Cell death under stress conditions like hypoxia, involves multiple interconnected pathways. In this study, a stable Dihydroorotate Dehydrogenase (DHODH) knockdown human corneal epithelial cell line was established to explore the regulation of hypoxic cell death, which was mitigated by various cell death inhibitors, particularly by a lipid peroxyl radical scavenger liproxstatin-1 (Lip-1), suggesting that hypoxic cell death involves crosstalk of Ferroptosis and PANoptosis. We discovered that both DHODH and Glutathione Peroxidase 4 (GPX4) protected cells from hypoxic death by inhibiting lipid peroxidation, mitochondrial Reactive Oxygen Species (ROS) and maintaining mitochondrial membrane potential.
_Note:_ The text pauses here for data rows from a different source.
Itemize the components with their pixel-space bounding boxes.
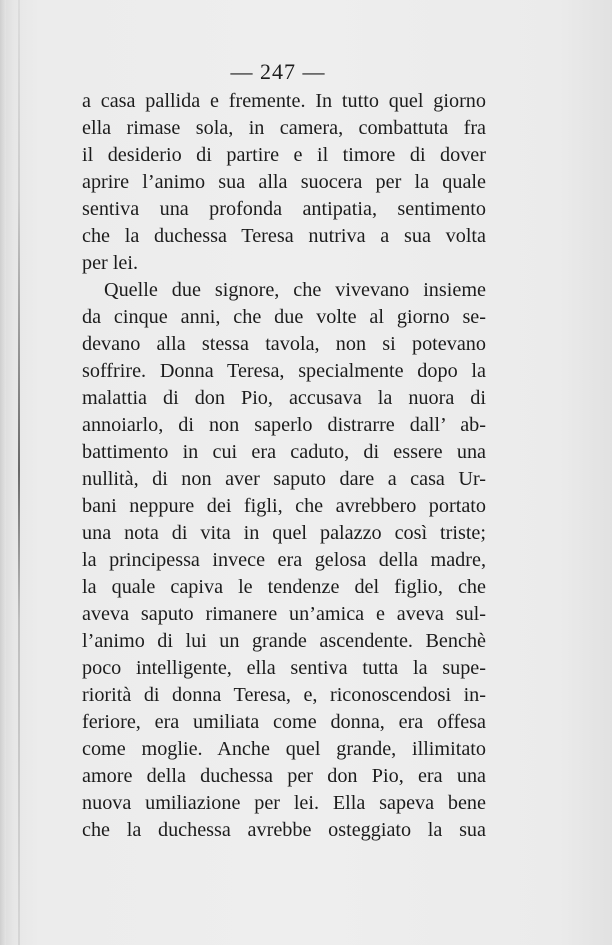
text-line: il desiderio di partire e il timore di dover <box>82 144 486 166</box>
page-number: — 247 — <box>230 59 326 84</box>
text-line: la quale capiva le tendenze del figlio, che <box>82 576 486 598</box>
text-line: devano alla stessa tavola, non si potevano <box>82 333 486 355</box>
text-line: battimento in cui era caduto, di essere una <box>82 441 486 463</box>
text-line: malattia di don Pio, accusava la nuora di <box>82 387 486 409</box>
text-line: la principessa invece era gelosa della madre, <box>82 549 486 571</box>
text-line: aprire l’animo sua alla suocera per la quale <box>82 171 486 193</box>
text-line: per lei. <box>82 252 139 274</box>
text-line: una nota di vita in quel palazzo così triste; <box>82 522 486 544</box>
text-line: l’animo di lui un grande ascendente. Benchè <box>82 630 486 652</box>
text-line: nuova umiliazione per lei. Ella sapeva bene <box>82 792 486 814</box>
text-line: aveva saputo rimanere un’amica e aveva sul- <box>82 603 486 625</box>
binding-shadow <box>18 0 20 945</box>
text-line: da cinque anni, che due volte al giorno se- <box>82 306 486 328</box>
page-left-edge <box>0 0 6 945</box>
text-line: ella rimase sola, in camera, combattuta fra <box>82 117 486 139</box>
body-text <box>82 88 486 844</box>
text-line: sentiva una profonda antipatia, sentimento <box>82 198 486 220</box>
text-line: feriore, era umiliata come donna, era offesa <box>82 711 486 733</box>
text-line: annoiarlo, di non saperlo distrarre dall’ ab- <box>82 414 486 436</box>
text-line: che la duchessa Teresa nutriva a sua volta <box>82 225 486 247</box>
text-line: soffrire. Donna Teresa, specialmente dopo la <box>82 360 486 382</box>
text-line: bani neppure dei figli, che avrebbero portato <box>82 495 486 517</box>
text-line: a casa pallida e fremente. In tutto quel giorno <box>82 90 486 112</box>
text-line: che la duchessa avrebbe osteggiato la sua <box>82 819 486 841</box>
text-line: poco intelligente, ella sentiva tutta la supe- <box>82 657 486 679</box>
text-line: nullità, di non aver saputo dare a casa Ur- <box>82 468 486 490</box>
text-line: amore della duchessa per don Pio, era una <box>82 765 486 787</box>
text-line: Quelle due signore, che vivevano insieme <box>104 279 486 301</box>
text-line: come moglie. Anche quel grande, illimitato <box>82 738 486 760</box>
text-line: riorità di donna Teresa, e, riconoscendosi in- <box>82 684 486 706</box>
However, upregulation of DHODH suppressed GPX4 upstream, exhibiting a trade-off in the expression levels between DHODH and GPX4 under hypoxia, with DHODH exerting a more decisive impact on cell survival. DHODH knockdown under hypoxia did not significantly alter lipid peroxidation levels, demonstrating the balance between DHODH and GPX4 expression finely regulated cellular Ferroptosis homeostasis. This study highlights the complex interplay between Ferroptosis and PANoptosis in hypoxic cell death, particularly the dual role of DHODH in regulating both pathways. DHODH is not merely maintaining the quantity of mitochondria but is promoting the selection of mitochondria favorable to cell survival. These findings not only deepen our understanding of cell death but also suggest potential therapeutic strategies for diseases involving oxidative stress and mitochondrial dysfunction.

Dihydroorotate dehydrogenase; Ferroptosis; Glutathione peroxidase 4; PANoptosis.